OPE Pipeline¶
End-to-end off-policy evaluation pipeline.
OpeReport
dataclass
¶
Aggregate report for an OPE evaluation run.
plot_effective_sample_size(weights, by_time=False)
¶
Plot effective sample size diagnostics.
plot_estimator_comparison(truth=None)
¶
Plot estimator comparison with confidence intervals.

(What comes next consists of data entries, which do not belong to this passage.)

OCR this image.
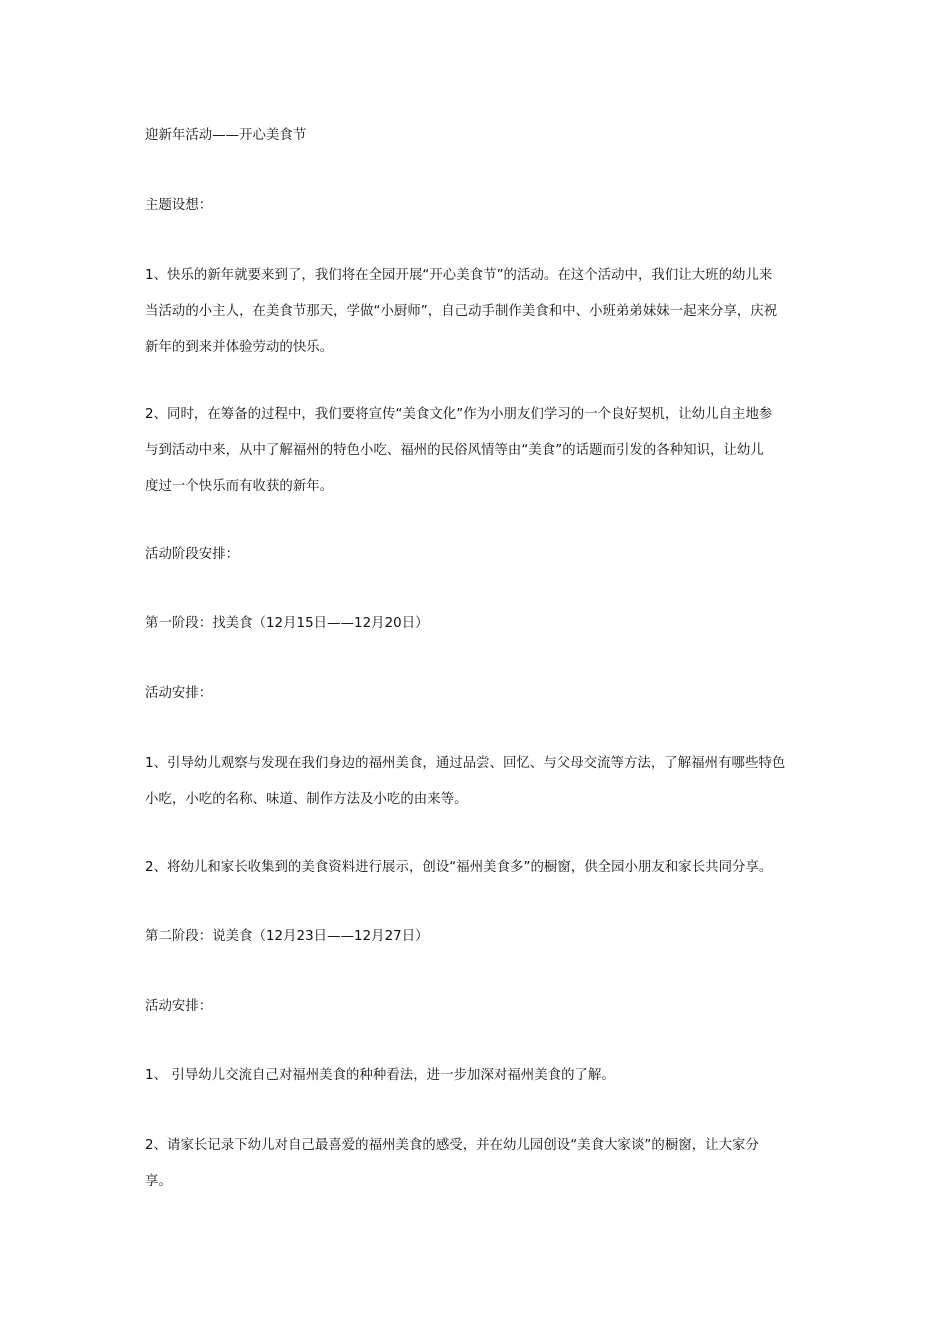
迎新年活动——开心美食节

主题设想：

1、快乐的新年就要来到了，我们将在全园开展“开心美食节”的活动。在这个活动中，我们让大班的幼儿来
当活动的小主人，在美食节那天，学做“小厨师”，自己动手制作美食和中、小班弟弟妹妹一起来分享，庆祝
新年的到来并体验劳动的快乐。

2、同时，在筹备的过程中，我们要将宣传“美食文化”作为小朋友们学习的一个良好契机，让幼儿自主地参
与到活动中来，从中了解福州的特色小吃、福州的民俗风情等由“美食”的话题而引发的各种知识，让幼儿
度过一个快乐而有收获的新年。

活动阶段安排：

第一阶段：找美食（12月15日——12月20日）

活动安排：

1、引导幼儿观察与发现在我们身边的福州美食，通过品尝、回忆、与父母交流等方法，了解福州有哪些特色
小吃，小吃的名称、味道、制作方法及小吃的由来等。

2、将幼儿和家长收集到的美食资料进行展示，创设“福州美食多”的橱窗，供全园小朋友和家长共同分享。

第二阶段：说美食（12月23日——12月27日）

活动安排：

1、 引导幼儿交流自己对福州美食的种种看法，进一步加深对福州美食的了解。

2、请家长记录下幼儿对自己最喜爱的福州美食的感受，并在幼儿园创设“美食大家谈”的橱窗，让大家分
享。
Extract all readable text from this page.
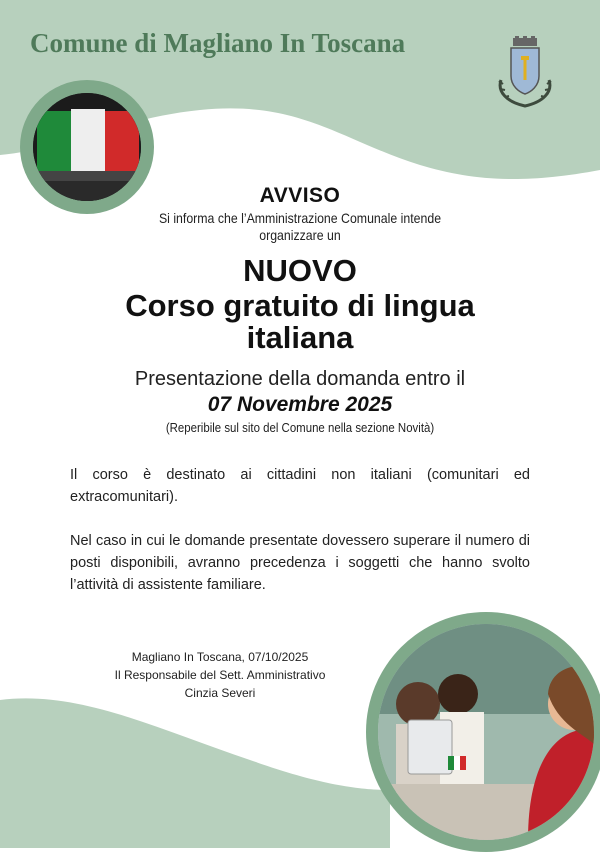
Comune di Magliano In Toscana
AVVISO
Si informa che l’Amministrazione Comunale intende
organizzare un
NUOVO
Corso gratuito di lingua
italiana
Presentazione della domanda entro il
07 Novembre 2025
(Reperibile sul sito del Comune nella sezione Novità)
Il corso è destinato ai cittadini non italiani (comunitari ed extracomunitari).
Nel caso in cui le domande presentate dovessero superare il numero di posti disponibili, avranno precedenza i soggetti che hanno svolto l’attività di assistente familiare.
Magliano In Toscana, 07/10/2025
Il Responsabile del Sett. Amministrativo
Cinzia Severi
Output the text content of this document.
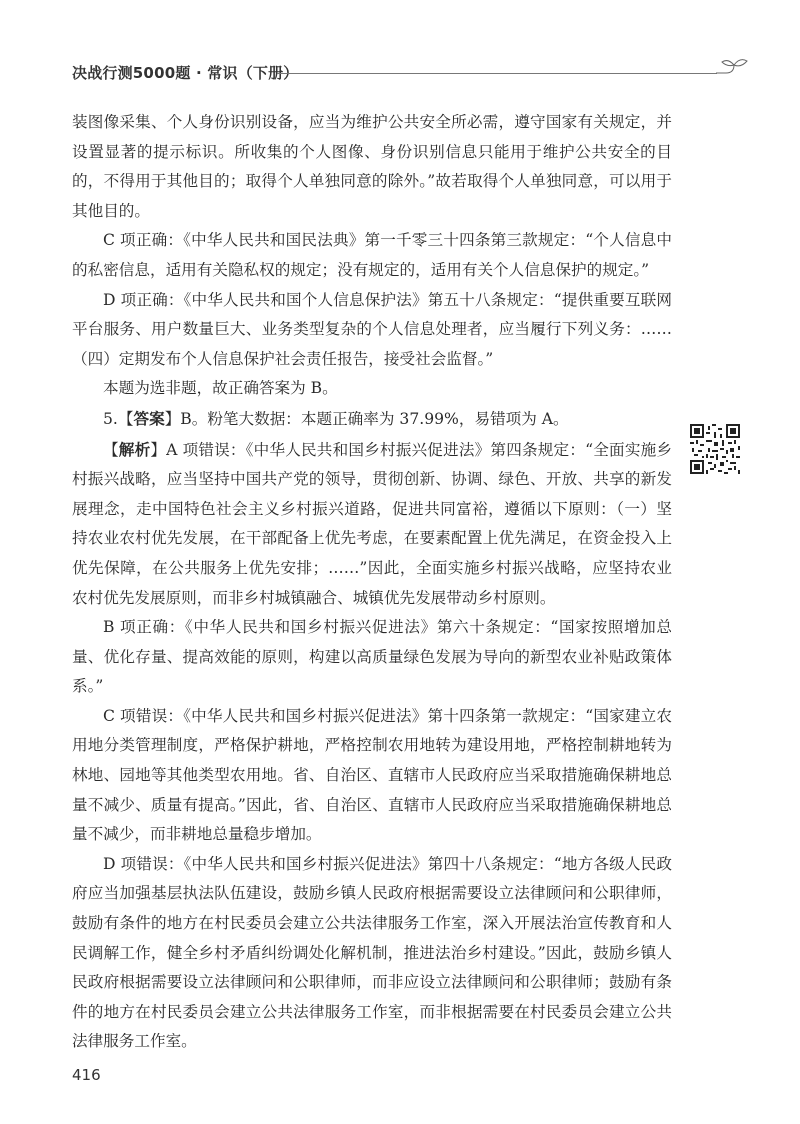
决战行测5000题 · 常识（下册）

装图像采集、个人身份识别设备，应当为维护公共安全所必需，遵守国家有关规定，并设置显著的提示标识。所收集的个人图像、身份识别信息只能用于维护公共安全的目的，不得用于其他目的；取得个人单独同意的除外。”故若取得个人单独同意，可以用于其他目的。

C 项正确：《中华人民共和国民法典》第一千零三十四条第三款规定：“个人信息中的私密信息，适用有关隐私权的规定；没有规定的，适用有关个人信息保护的规定。”

D 项正确：《中华人民共和国个人信息保护法》第五十八条规定：“提供重要互联网平台服务、用户数量巨大、业务类型复杂的个人信息处理者，应当履行下列义务：……（四）定期发布个人信息保护社会责任报告，接受社会监督。”

本题为选非题，故正确答案为 B。

5.【答案】B。粉笔大数据：本题正确率为 37.99%，易错项为 A。

【解析】A 项错误：《中华人民共和国乡村振兴促进法》第四条规定：“全面实施乡村振兴战略，应当坚持中国共产党的领导，贯彻创新、协调、绿色、开放、共享的新发展理念，走中国特色社会主义乡村振兴道路，促进共同富裕，遵循以下原则：（一）坚持农业农村优先发展，在干部配备上优先考虑，在要素配置上优先满足，在资金投入上优先保障，在公共服务上优先安排；……”因此，全面实施乡村振兴战略，应坚持农业农村优先发展原则，而非乡村城镇融合、城镇优先发展带动乡村原则。

B 项正确：《中华人民共和国乡村振兴促进法》第六十条规定：“国家按照增加总量、优化存量、提高效能的原则，构建以高质量绿色发展为导向的新型农业补贴政策体系。”

C 项错误：《中华人民共和国乡村振兴促进法》第十四条第一款规定：“国家建立农用地分类管理制度，严格保护耕地，严格控制农用地转为建设用地，严格控制耕地转为林地、园地等其他类型农用地。省、自治区、直辖市人民政府应当采取措施确保耕地总量不减少、质量有提高。”因此，省、自治区、直辖市人民政府应当采取措施确保耕地总量不减少，而非耕地总量稳步增加。

D 项错误：《中华人民共和国乡村振兴促进法》第四十八条规定：“地方各级人民政府应当加强基层执法队伍建设，鼓励乡镇人民政府根据需要设立法律顾问和公职律师，鼓励有条件的地方在村民委员会建立公共法律服务工作室，深入开展法治宣传教育和人民调解工作，健全乡村矛盾纠纷调处化解机制，推进法治乡村建设。”因此，鼓励乡镇人民政府根据需要设立法律顾问和公职律师，而非应设立法律顾问和公职律师；鼓励有条件的地方在村民委员会建立公共法律服务工作室，而非根据需要在村民委员会建立公共法律服务工作室。

416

plot_importance_weights(weights, logy=True)
¶
Plot importance weight distribution.
save_bundle(output_dir)
¶
Write a bundle containing HTML, JSON, CSV, and figures.
save_html(out_path)
¶
Write a self-contained HTML report.
summary_table()
¶
Return a pandas DataFrame summary if pandas is available.
to_dataframe()
¶
Alias for summary_table().
to_html(out_path=None)
¶
Return a self-contained HTML report string (optionally write to file).
to_report_data()
¶
Build a structured report payload.
evaluate(dataset, policy=None, estimand=None, estimators='default', diagnostics='default', inference=None, sensitivity=None, seed=0)
¶
evaluate(dataset: BanditDataset | TrajectoryDataset | TransitionDataset, policy: Policy, estimand: PolicyValueEstimand | None = None, estimators: Iterable[str | OPEEstimator] | str = 'default', diagnostics: list[str] | str = 'default', inference: dict[str, Any] | None = None, sensitivity: SensitivityPolicyValueEstimand | None = None, seed: int = 0) -> OpeReport
Run an end-to-end OPE evaluation with reporting.
Note
Passing an EvaluationSpec is deprecated; use run_spec(spec) instead.
evaluate_ope(dataset, policy, estimand=None, estimators='default', diagnostics='default', inference=None, sensitivity=None, seed=0)
¶
Run an end-to-end OPE evaluation with reporting.
run_spec(spec)
¶
Run an EvaluationSpec and return an EvaluationResult.